Even raw the pungitopo (see end of yesterday’s post) tasted good…stalks the colour of young aubergines, sweet, then bitter and then a kind of a raw chestnutty after-taste, the resulting risotto was also sweet and delicate and pretty darn good really…here is what we did with our harvest:

wild asparagus & pungitopo risotto (risotto agli asparagi selvatici & turioni di pungitopo – ta D!) & wild chicory salad (Insalata di cicoria selvatica)

Make a stock with what ever you have to hand and add the chopped asparagus and pungitopo tips (the asparagus will need a little longer to soften) to tenderise them, remove from the liquid when the are cooked but not mushy and reserve the stock.

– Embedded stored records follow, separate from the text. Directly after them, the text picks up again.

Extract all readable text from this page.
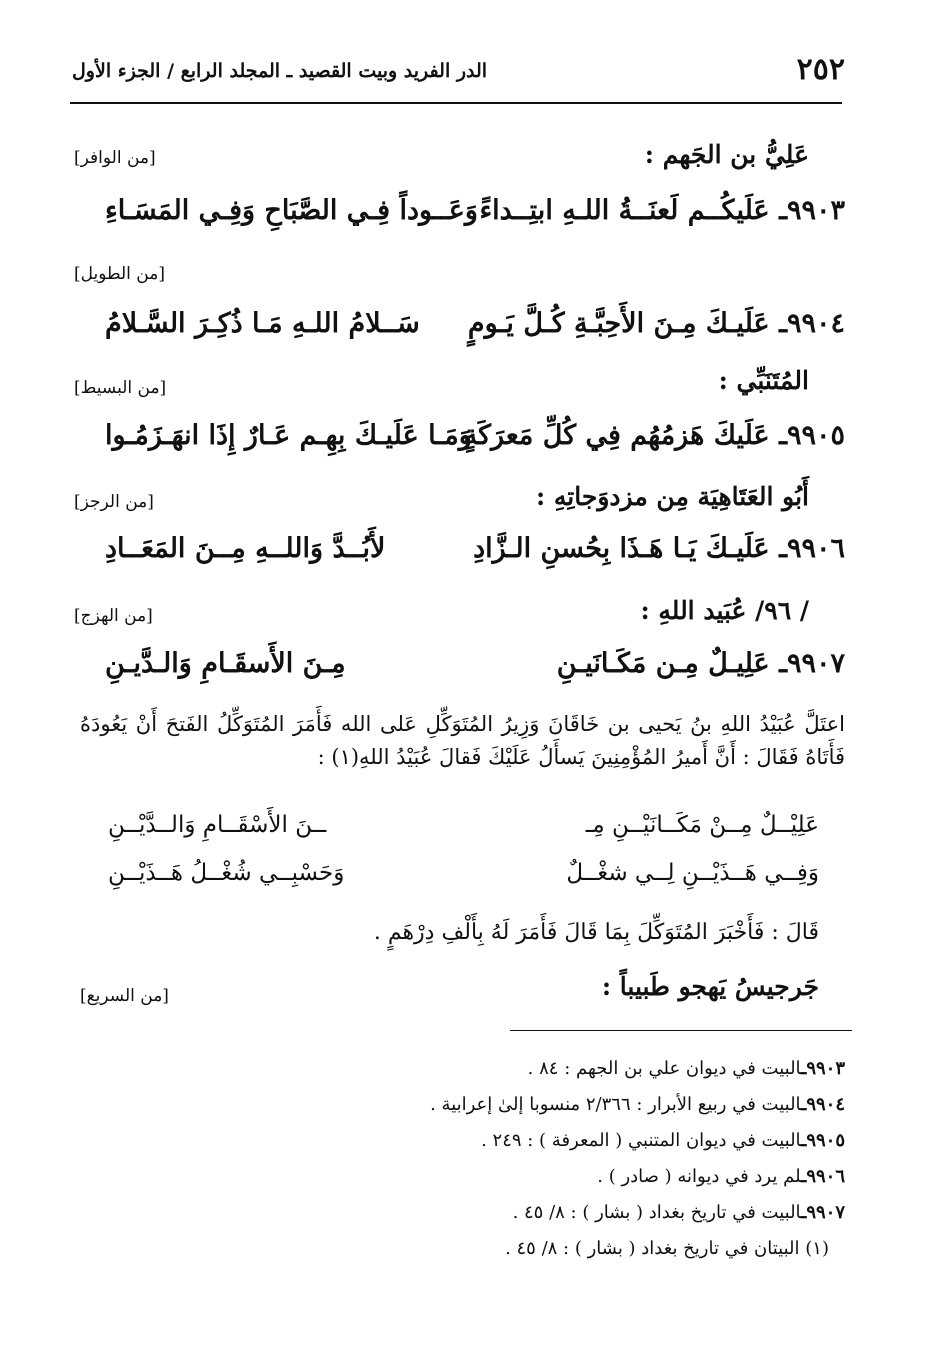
٢٥٢
الدر الفريد وبيت القصيد ـ المجلد الرابع / الجزء الأول
عَلِيُّ بن الجَهم :
[من الوافر]
٩٩٠٣ـ عَلَيكُــم لَعنَــةُ اللـهِ ابتِــداءً
وَعَــوداً فِـي الصَّبَاحِ وَفِـي المَسَـاءِ
[من الطويل]
٩٩٠٤ـ عَلَيـكَ مِـنَ الأَحِبَّـةِ كُـلَّ يَـومٍ
سَــلامُ اللـهِ مَـا ذُكِـرَ السَّـلامُ
المُتَنَبِّي :
[من البسيط]
٩٩٠٥ـ عَلَيكَ هَزمُهُم فِي كُلِّ مَعرَكَةٍ
وَمَـا عَلَيـكَ بِهِـم عَـارٌ إِذَا انهَـزَمُـوا
أَبُو العَتَاهِيَة مِن مزدوَجاتِهِ :
[من الرجز]
٩٩٠٦ـ عَلَيـكَ يَـا هَـذَا بِحُسنِ الـزَّادِ
لأَبُــدَّ وَاللــهِ مِــنَ المَعَــادِ
/ ٩٦/ عُبَيد اللهِ :
[من الهزج]
٩٩٠٧ـ عَلِيـلٌ مِـن مَكَـانَيـنِ
مِـنَ الأَسقَـامِ وَالـدَّيـنِ
اعتَلَّ عُبَيْدُ اللهِ بنُ يَحيى بن خَاقَانَ وَزِيرُ المُتَوَكِّلِ عَلى الله فَأَمَرَ المُتَوَكِّلُ الفَتحَ أَنْ يَعُودَهُ فَأَتَاهُ فَقَالَ : أَنَّ أَميرُ المُؤْمِنِينَ يَسأَلُ عَلَيْكَ فَقالَ عُبَيْدُ اللهِ(١) :
عَلِيْــلٌ مِــنْ مَكَــانَيْــنِ مِـ
ــنَ الأَسْقَــامِ وَالــدَّيْــنِ
وَفِــي هَــذَيْــنِ لِــي شغْــلٌ
وَحَسْبِــي شُغْــلُ هَــذَيْــنِ
قَالَ : فَأَخْبَرَ المُتَوَكِّلَ بِمَا قَالَ فَأَمَرَ لَهُ بِأَلْفِ دِرْهَمٍ .
جَرجيسُ يَهجو طَبيباً :
[من السريع]
٩٩٠٣ـالبيت في ديوان علي بن الجهم : ٨٤ .
٩٩٠٤ـالبيت في ربيع الأبرار : ٢/٣٦٦ منسوبا إلىٰ إعرابية .
٩٩٠٥ـالبيت في ديوان المتنبي ( المعرفة ) : ٢٤٩ .
٩٩٠٦ـلم يرد في ديوانه ( صادر ) .
٩٩٠٧ـالبيت في تاريخ بغداد ( بشار ) : ٨/ ٤٥ .
(١) البيتان في تاريخ بغداد ( بشار ) : ٨/ ٤٥ .
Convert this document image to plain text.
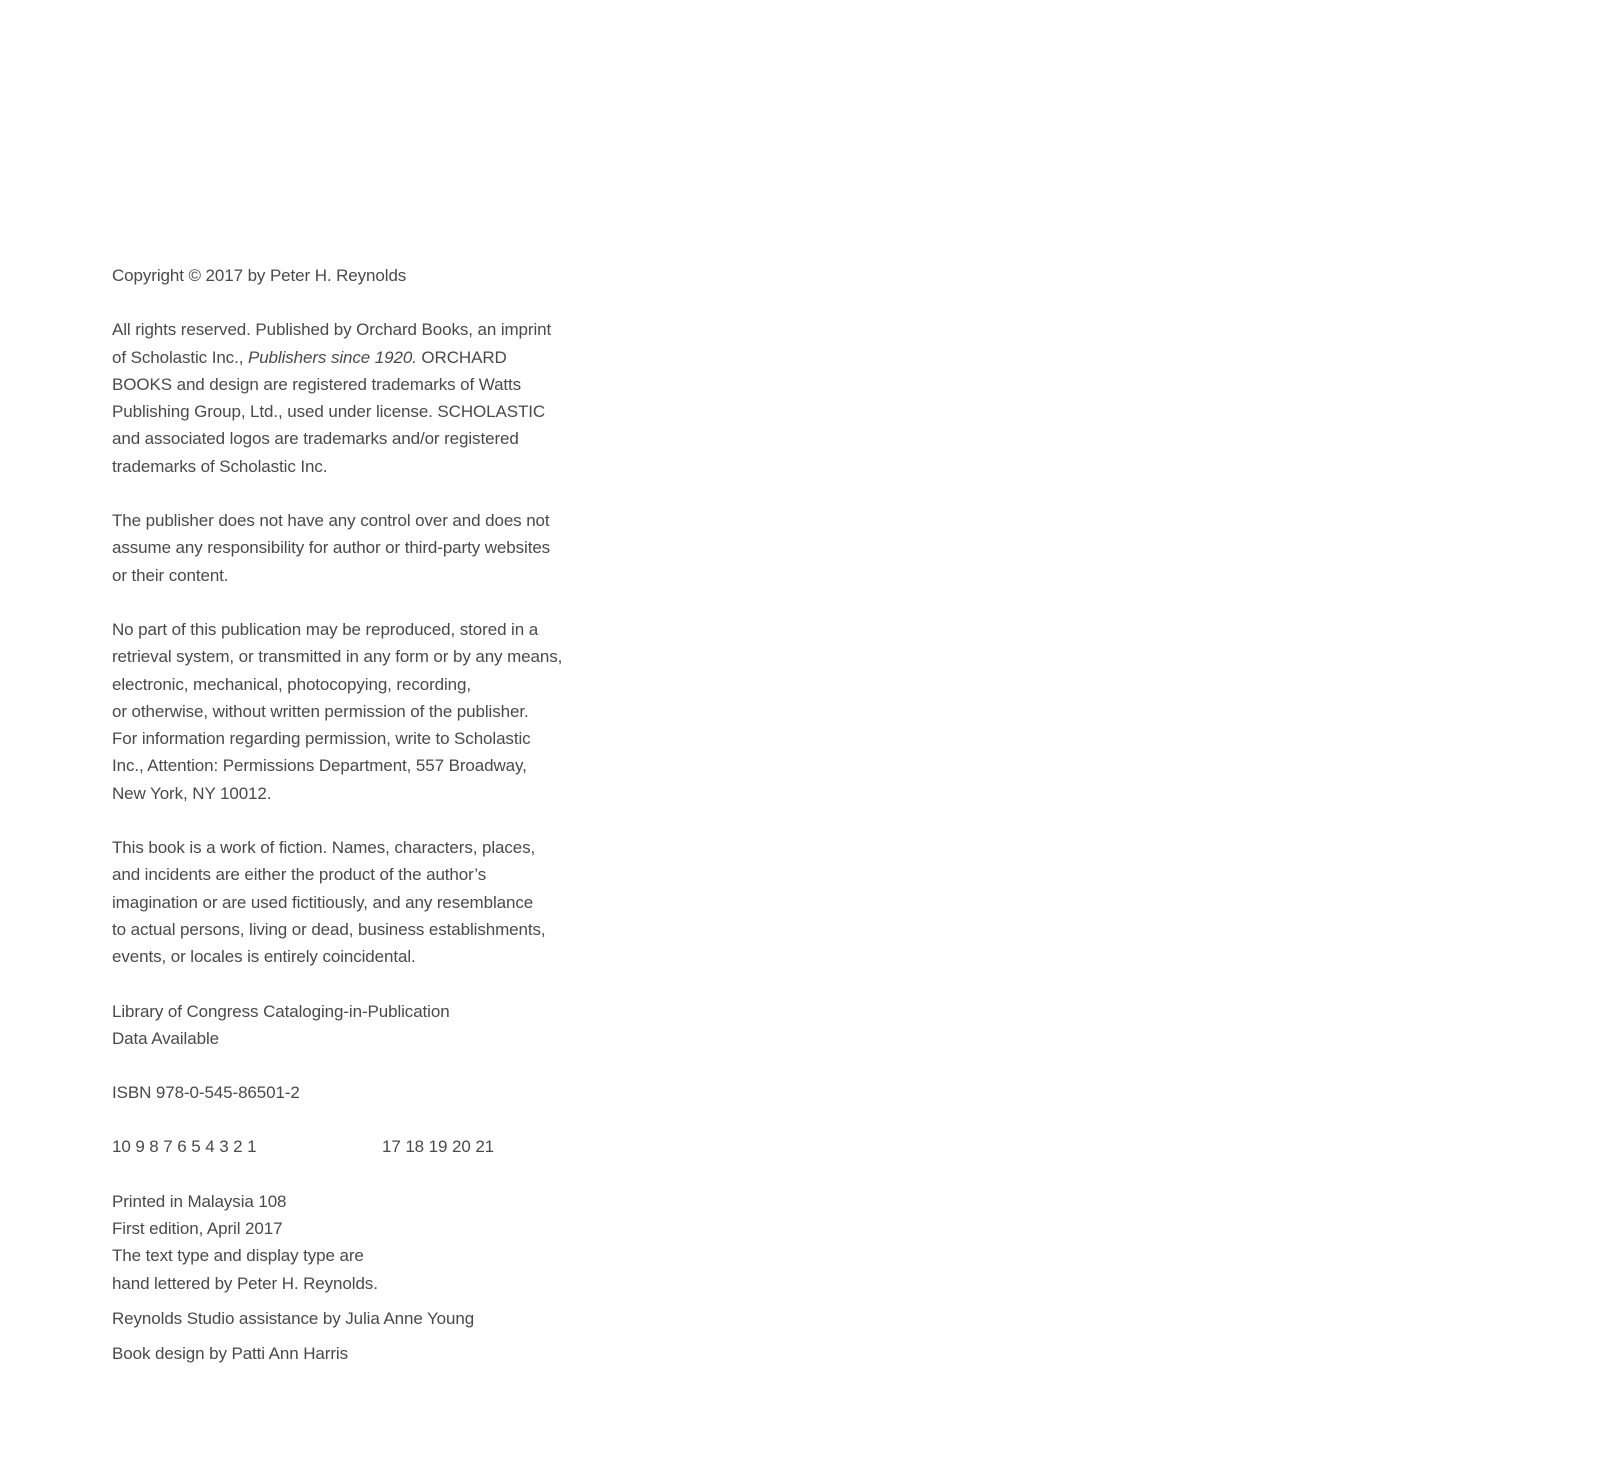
Copyright © 2017 by Peter H. Reynolds

All rights reserved. Published by Orchard Books, an imprint
of Scholastic Inc., Publishers since 1920. ORCHARD
BOOKS and design are registered trademarks of Watts
Publishing Group, Ltd., used under license. SCHOLASTIC
and associated logos are trademarks and/or registered
trademarks of Scholastic Inc.

The publisher does not have any control over and does not
assume any responsibility for author or third-party websites
or their content.

No part of this publication may be reproduced, stored in a
retrieval system, or transmitted in any form or by any means,
electronic, mechanical, photocopying, recording,
or otherwise, without written permission of the publisher.
For information regarding permission, write to Scholastic
Inc., Attention: Permissions Department, 557 Broadway,
New York, NY 10012.

This book is a work of fiction. Names, characters, places,
and incidents are either the product of the author’s
imagination or are used fictitiously, and any resemblance
to actual persons, living or dead, business establishments,
events, or locales is entirely coincidental.

Library of Congress Cataloging-in-Publication
Data Available

ISBN 978-0-545-86501-2

10 9 8 7 6 5 4 3 2 1	17 18 19 20 21

Printed in Malaysia 108
First edition, April 2017
The text type and display type are
hand lettered by Peter H. Reynolds.

Reynolds Studio assistance by Julia Anne Young

Book design by Patti Ann Harris
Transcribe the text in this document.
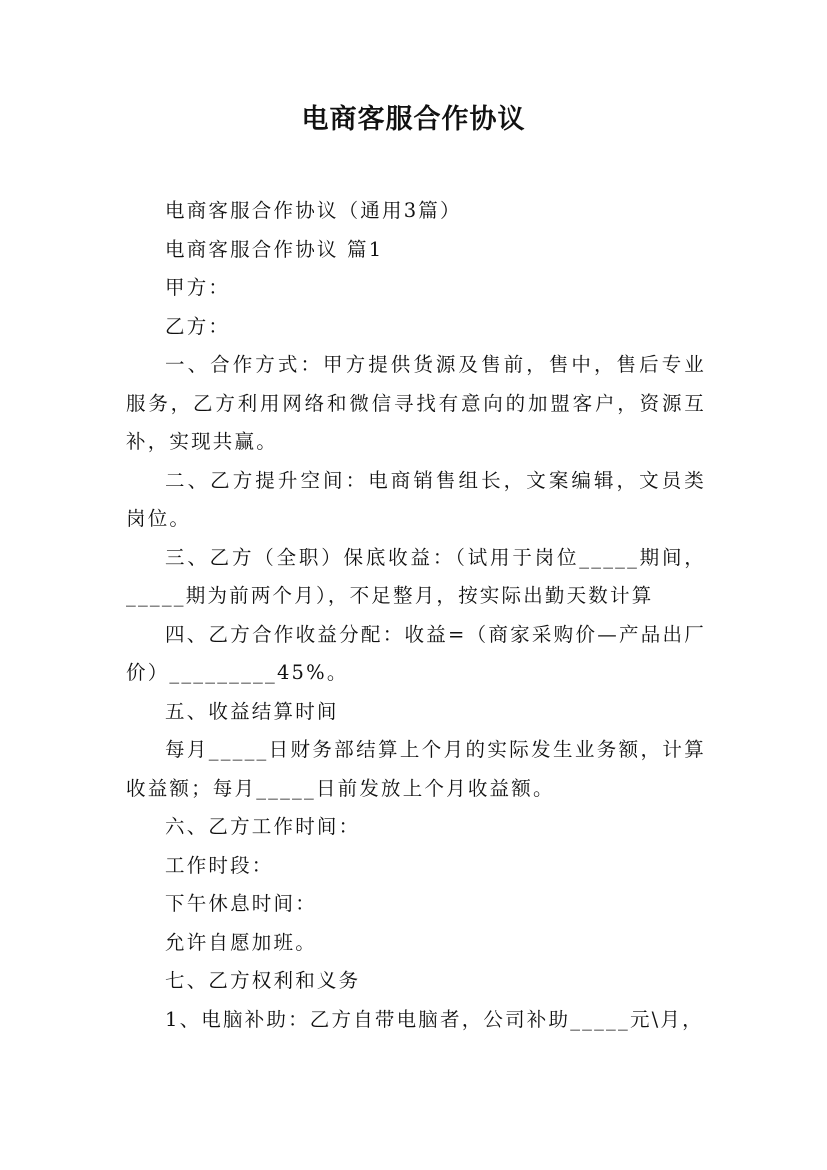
电商客服合作协议

电商客服合作协议（通用3篇）

电商客服合作协议 篇1

甲方：

乙方：

一、合作方式：甲方提供货源及售前，售中，售后专业服务，乙方利用网络和微信寻找有意向的加盟客户，资源互补，实现共赢。

二、乙方提升空间：电商销售组长，文案编辑，文员类岗位。

三、乙方（全职）保底收益：（试用于岗位_____期间，_____期为前两个月），不足整月，按实际出勤天数计算

四、乙方合作收益分配：收益=（商家采购价—产品出厂价）_________45%。

五、收益结算时间

每月_____日财务部结算上个月的实际发生业务额，计算收益额；每月_____日前发放上个月收益额。

六、乙方工作时间：

工作时段：

下午休息时间：

允许自愿加班。

七、乙方权利和义务

1、电脑补助：乙方自带电脑者，公司补助_____元\月，
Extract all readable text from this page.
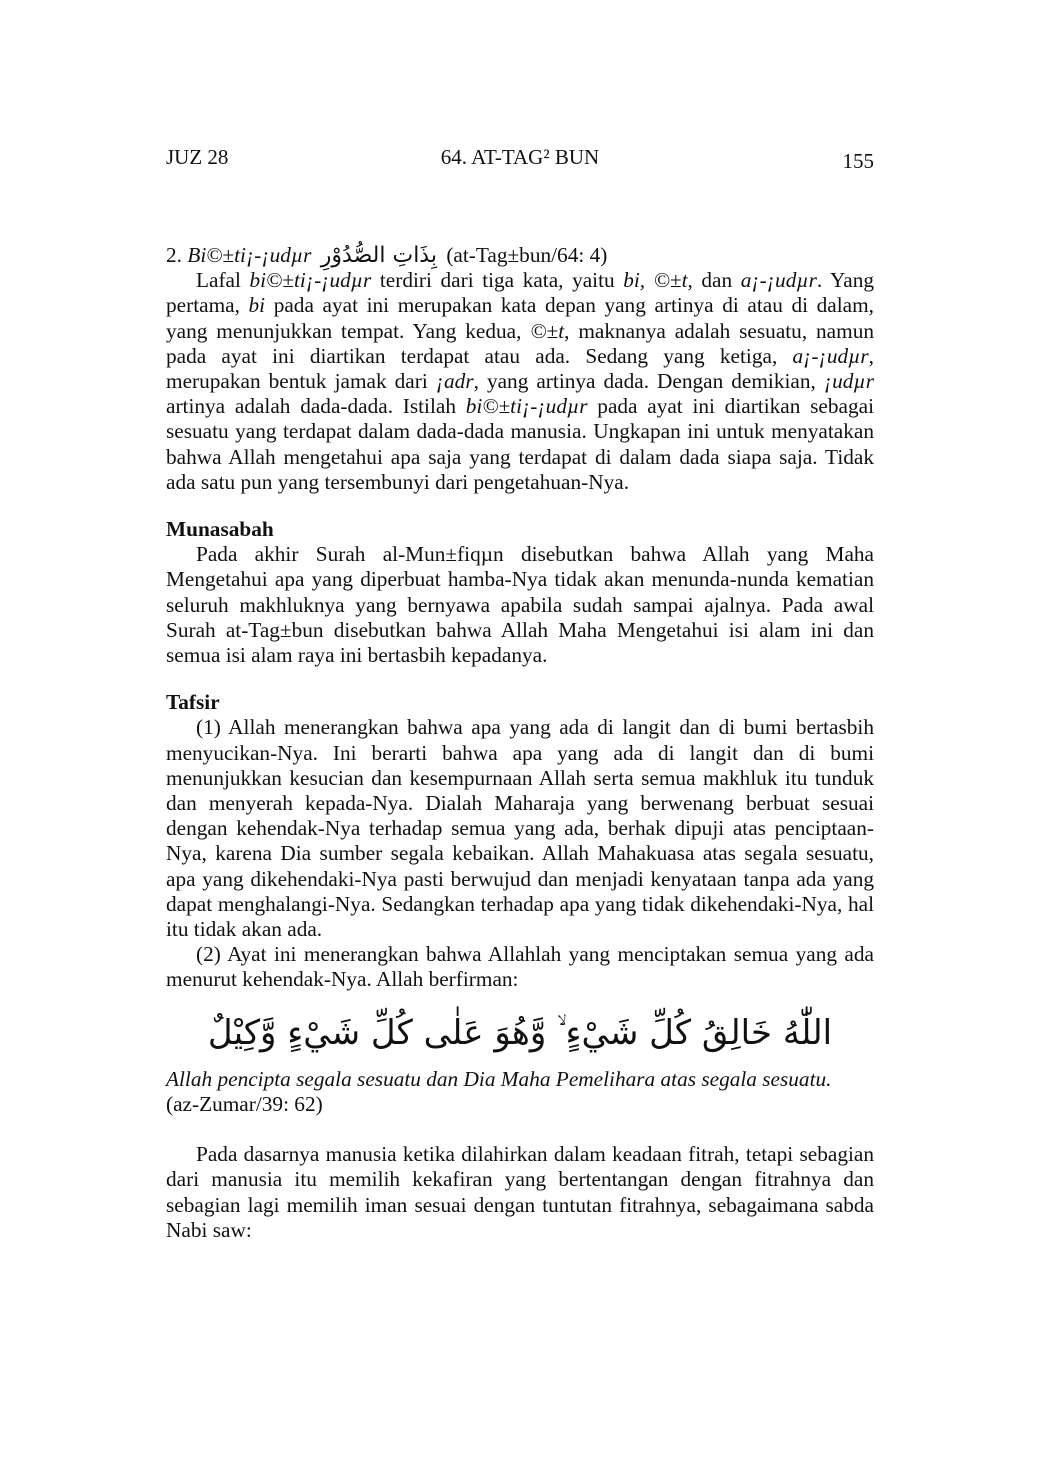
JUZ 28	64. AT-TAG² BUN	155

2. Bi©±ti¡-¡udµr بِذَاتِ الصُّدُوْرِ (at-Tag±bun/64: 4)

Lafal bi©±ti¡-¡udµr terdiri dari tiga kata, yaitu bi, ©±t, dan a¡-¡udµr. Yang pertama, bi pada ayat ini merupakan kata depan yang artinya di atau di dalam, yang menunjukkan tempat. Yang kedua, ©±t, maknanya adalah sesuatu, namun pada ayat ini diartikan terdapat atau ada. Sedang yang ketiga, a¡-¡udµr, merupakan bentuk jamak dari ¡adr, yang artinya dada. Dengan demikian, ¡udµr artinya adalah dada-dada. Istilah bi©±ti¡-¡udµr pada ayat ini diartikan sebagai sesuatu yang terdapat dalam dada-dada manusia. Ungkapan ini untuk menyatakan bahwa Allah mengetahui apa saja yang terdapat di dalam dada siapa saja. Tidak ada satu pun yang tersembunyi dari pengetahuan-Nya.

Munasabah

Pada akhir Surah al-Mun±fiqµn disebutkan bahwa Allah yang Maha Mengetahui apa yang diperbuat hamba-Nya tidak akan menunda-nunda kematian seluruh makhluknya yang bernyawa apabila sudah sampai ajalnya. Pada awal Surah at-Tag±bun disebutkan bahwa Allah Maha Mengetahui isi alam ini dan semua isi alam raya ini bertasbih kepadanya.

Tafsir

(1) Allah menerangkan bahwa apa yang ada di langit dan di bumi bertasbih menyucikan-Nya. Ini berarti bahwa apa yang ada di langit dan di bumi menunjukkan kesucian dan kesempurnaan Allah serta semua makhluk itu tunduk dan menyerah kepada-Nya. Dialah Maharaja yang berwenang berbuat sesuai dengan kehendak-Nya terhadap semua yang ada, berhak dipuji atas penciptaan-Nya, karena Dia sumber segala kebaikan. Allah Mahakuasa atas segala sesuatu, apa yang dikehendaki-Nya pasti berwujud dan menjadi kenyataan tanpa ada yang dapat menghalangi-Nya. Sedangkan terhadap apa yang tidak dikehendaki-Nya, hal itu tidak akan ada.

(2) Ayat ini menerangkan bahwa Allahlah yang menciptakan semua yang ada menurut kehendak-Nya. Allah berfirman:

اللّٰهُ خَالِقُ كُلِّ شَيْءٍ ۙ وَّهُوَ عَلٰى كُلِّ شَيْءٍ وَّكِيْلٌ

Allah pencipta segala sesuatu dan Dia Maha Pemelihara atas segala sesuatu.

(az-Zumar/39: 62)

Pada dasarnya manusia ketika dilahirkan dalam keadaan fitrah, tetapi sebagian dari manusia itu memilih kekafiran yang bertentangan dengan fitrahnya dan sebagian lagi memilih iman sesuai dengan tuntutan fitrahnya, sebagaimana sabda Nabi saw:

In another pan sweat some chopped onions and wild garlic or chives in some good oil till soft, season and then add the risotto rice and mix for a minute or so so that all the rice is nicely coated.

Add a ladle full of your stock and keep stirring till the stock is all absorbed, keep repeating this action one ladle at a time till the rice is cooked to your taste, just before the end add the asparagus/pungiotopo tips.

Serve with a wild green leaf salad known around here (outskirts of Rome) as cicoria (similar name but apparently not the same as our wild chicory), chopped up with some onion, wild garlic, a hard boiled egg, seasoned and dressed with olive oil and lemon juice…The bitterness of the salad is a great counterpart to the sweetness of the risotto.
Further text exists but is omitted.